Узнав позывные, которые шеф когда-то присвоил входящим звонкам тогдашней его любовницы Карины, Саша развернул ухо и плотно прижал его к двери.
Разумеется, он слышал только голос Мамиконяна, но и по его репликам можно было понять, о чем идет речь.

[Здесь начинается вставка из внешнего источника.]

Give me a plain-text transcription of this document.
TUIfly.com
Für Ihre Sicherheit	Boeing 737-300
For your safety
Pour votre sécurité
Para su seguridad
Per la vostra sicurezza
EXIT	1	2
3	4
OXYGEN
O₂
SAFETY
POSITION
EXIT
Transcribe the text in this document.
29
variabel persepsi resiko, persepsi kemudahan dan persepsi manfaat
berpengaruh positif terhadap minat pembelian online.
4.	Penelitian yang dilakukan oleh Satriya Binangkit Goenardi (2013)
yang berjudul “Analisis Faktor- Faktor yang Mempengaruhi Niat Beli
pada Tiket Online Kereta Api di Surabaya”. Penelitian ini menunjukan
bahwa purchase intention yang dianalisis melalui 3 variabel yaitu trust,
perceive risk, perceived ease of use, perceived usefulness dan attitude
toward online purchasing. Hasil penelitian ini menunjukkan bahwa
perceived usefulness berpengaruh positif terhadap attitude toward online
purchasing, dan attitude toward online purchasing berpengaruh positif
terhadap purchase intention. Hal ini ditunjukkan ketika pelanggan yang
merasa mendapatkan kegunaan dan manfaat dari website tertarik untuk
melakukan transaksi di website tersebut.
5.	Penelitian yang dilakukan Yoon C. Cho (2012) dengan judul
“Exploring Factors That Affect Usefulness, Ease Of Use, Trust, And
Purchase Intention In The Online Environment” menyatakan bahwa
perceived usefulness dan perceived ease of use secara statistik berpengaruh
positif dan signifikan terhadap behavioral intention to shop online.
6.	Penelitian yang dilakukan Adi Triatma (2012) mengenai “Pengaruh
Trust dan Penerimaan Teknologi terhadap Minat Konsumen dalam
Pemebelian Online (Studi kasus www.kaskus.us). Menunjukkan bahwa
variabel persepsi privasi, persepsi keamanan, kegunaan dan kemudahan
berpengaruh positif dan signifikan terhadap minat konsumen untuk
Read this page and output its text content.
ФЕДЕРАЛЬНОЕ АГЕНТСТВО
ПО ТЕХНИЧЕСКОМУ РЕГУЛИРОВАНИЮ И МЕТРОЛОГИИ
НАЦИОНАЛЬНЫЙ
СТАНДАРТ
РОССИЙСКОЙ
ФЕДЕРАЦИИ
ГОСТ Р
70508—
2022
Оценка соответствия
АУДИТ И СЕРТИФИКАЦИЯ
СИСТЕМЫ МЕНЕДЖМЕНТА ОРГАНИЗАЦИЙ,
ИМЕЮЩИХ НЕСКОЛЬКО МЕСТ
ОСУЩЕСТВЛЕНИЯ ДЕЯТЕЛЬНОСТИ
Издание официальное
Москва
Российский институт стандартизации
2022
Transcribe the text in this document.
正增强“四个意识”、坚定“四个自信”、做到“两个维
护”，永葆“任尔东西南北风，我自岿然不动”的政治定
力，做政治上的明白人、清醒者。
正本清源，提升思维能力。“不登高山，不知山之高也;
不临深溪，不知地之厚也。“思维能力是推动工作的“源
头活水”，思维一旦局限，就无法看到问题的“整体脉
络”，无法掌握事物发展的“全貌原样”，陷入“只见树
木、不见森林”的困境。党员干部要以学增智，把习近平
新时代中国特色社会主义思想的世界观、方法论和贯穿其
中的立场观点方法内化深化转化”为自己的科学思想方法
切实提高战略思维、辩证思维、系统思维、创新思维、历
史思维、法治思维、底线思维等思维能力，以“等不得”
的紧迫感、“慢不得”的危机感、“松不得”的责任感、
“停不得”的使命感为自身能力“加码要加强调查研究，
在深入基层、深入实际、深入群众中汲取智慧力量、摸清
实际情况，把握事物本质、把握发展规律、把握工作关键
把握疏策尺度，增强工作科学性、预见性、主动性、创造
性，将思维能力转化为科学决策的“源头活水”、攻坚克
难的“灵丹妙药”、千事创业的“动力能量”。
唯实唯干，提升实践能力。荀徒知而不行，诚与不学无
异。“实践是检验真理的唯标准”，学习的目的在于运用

Пылкая Карочка, по всей видимости, упрекала Сергея Акоповича за аморальную связь с замужней дамой. Мамиконян испуганно отпирался:
— Из какой семьи увел, какую Ольгу?! Кара, солнце, ты в своем уме? Это все твои фантазии, Карочка, и чистое недоразумение, да, ты же знаешь, я…
Голос шефа сделался густым и сладким, как тосканское «Вин Санто», которое сами итальянцы называют «вином для медитации».
— Нет, ну что ты, я только тебя! Да! Мамой клянусь, это правда! Ну, конечно, давай встретимся, красавица, я просто счастлив буду…
— А я — нет, — вздохнул, отклеиваясь от филенки, Саша.
Не нужно быть ясновидящим, чтобы догадаться: в личной жизни Серго Мамиконяна грядет второе пришествие Карочки.
— Ты живой?
Держась за голову правой рукой, левой Лелик потряс Бориса.
— Уммммм, — промычал тот, не открывая глаз.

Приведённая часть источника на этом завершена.